Warga Mensemut sejak 2012 mulai diminta pemerintah untuk berpindah ke pulau lain yang lebih aman. Pemerintah menganggap Pulau Mensemut sudah tidak lagi layak huni.
Namun, masyarakat Suku Laut di Pulau Mensemut berbeda pandangan. Mereka menganggap pulau itu adalah tempat paling indah, nyaman dan aman dari tempat manapun.
Pada umumnya, masyarakat adat memandang bahwa alam semesta adalah ibu yang merawat dan menyediakan segala kebutuhan manusia. Hubungan psikologis antara masyarakat adat dengan alam tidak terpisahkan, terutama terkait dengan ruang hidup mereka.
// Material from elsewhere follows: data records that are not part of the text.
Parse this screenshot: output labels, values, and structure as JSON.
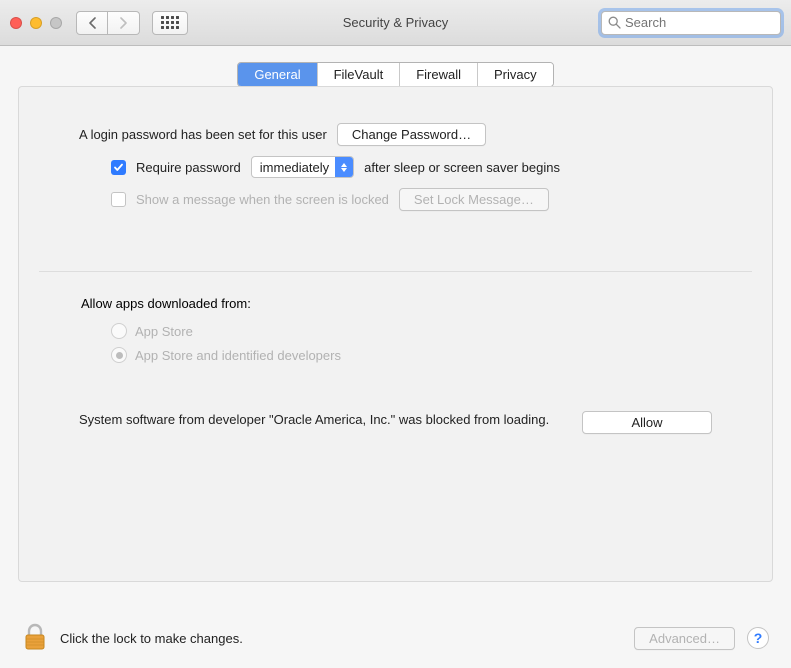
{
  "window": {
    "title": "Security & Privacy",
    "search_placeholder": "Search"
  },
  "tabs": {
    "general": "General",
    "filevault": "FileVault",
    "firewall": "Firewall",
    "privacy": "Privacy",
    "active": "general"
  },
  "login": {
    "password_set_text": "A login password has been set for this user",
    "change_password_label": "Change Password…",
    "require_password_label": "Require password",
    "delay_selected": "immediately",
    "after_sleep_text": "after sleep or screen saver begins",
    "show_message_label": "Show a message when the screen is locked",
    "set_lock_message_label": "Set Lock Message…",
    "require_password_checked": true,
    "show_message_checked": false
  },
  "gatekeeper": {
    "section_label": "Allow apps downloaded from:",
    "option_appstore": "App Store",
    "option_identified": "App Store and identified developers",
    "selected": "identified"
  },
  "blocked": {
    "message": "System software from developer \"Oracle America, Inc.\" was blocked from loading.",
    "allow_label": "Allow"
  },
  "footer": {
    "lock_text": "Click the lock to make changes.",
    "advanced_label": "Advanced…"
  }
}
Pun bagi Orang Suku Laut di Mensemut. Menurut mereka, menghadapi perubahan iklim bukan hanya tentang bertahan hidup, tetapi juga tentang menjaga memori dan identitas leluhur di pulau ini.
“Di Mensemut ini sudah sangat nyaman. Lahir di sini, banyak hal yang tidak bisa ditinggalkan begitu saja di sini. Sudah sering kali pemerintah nyuruh kami warga Mensemut ni pindah. Mereka suruh Bapak cari pulau lain untuk bikin rumah.” –Iskandar.
Situasi ini tidak hanya dihadapi oleh masyarakat Suku Laut di Pulau Mensemut, tetapi juga oleh banyak kaum adat di seluruh dunia. Mereka kehilangan tanah, mata pencaharian, bahkan terpaksa berpindah tempat.
Hidup selingkar pulau
Perubahan iklim menimbulkan cuaca dan gelombang ekstrem yang menghantam daratan Pulau Mensemut. Walhasil, abrasi yang terjadi sejak 20 tahun silam mengikis daratan secara perlahan.
Saat ini, hampir sepertiga Mensemut telah tenggelam.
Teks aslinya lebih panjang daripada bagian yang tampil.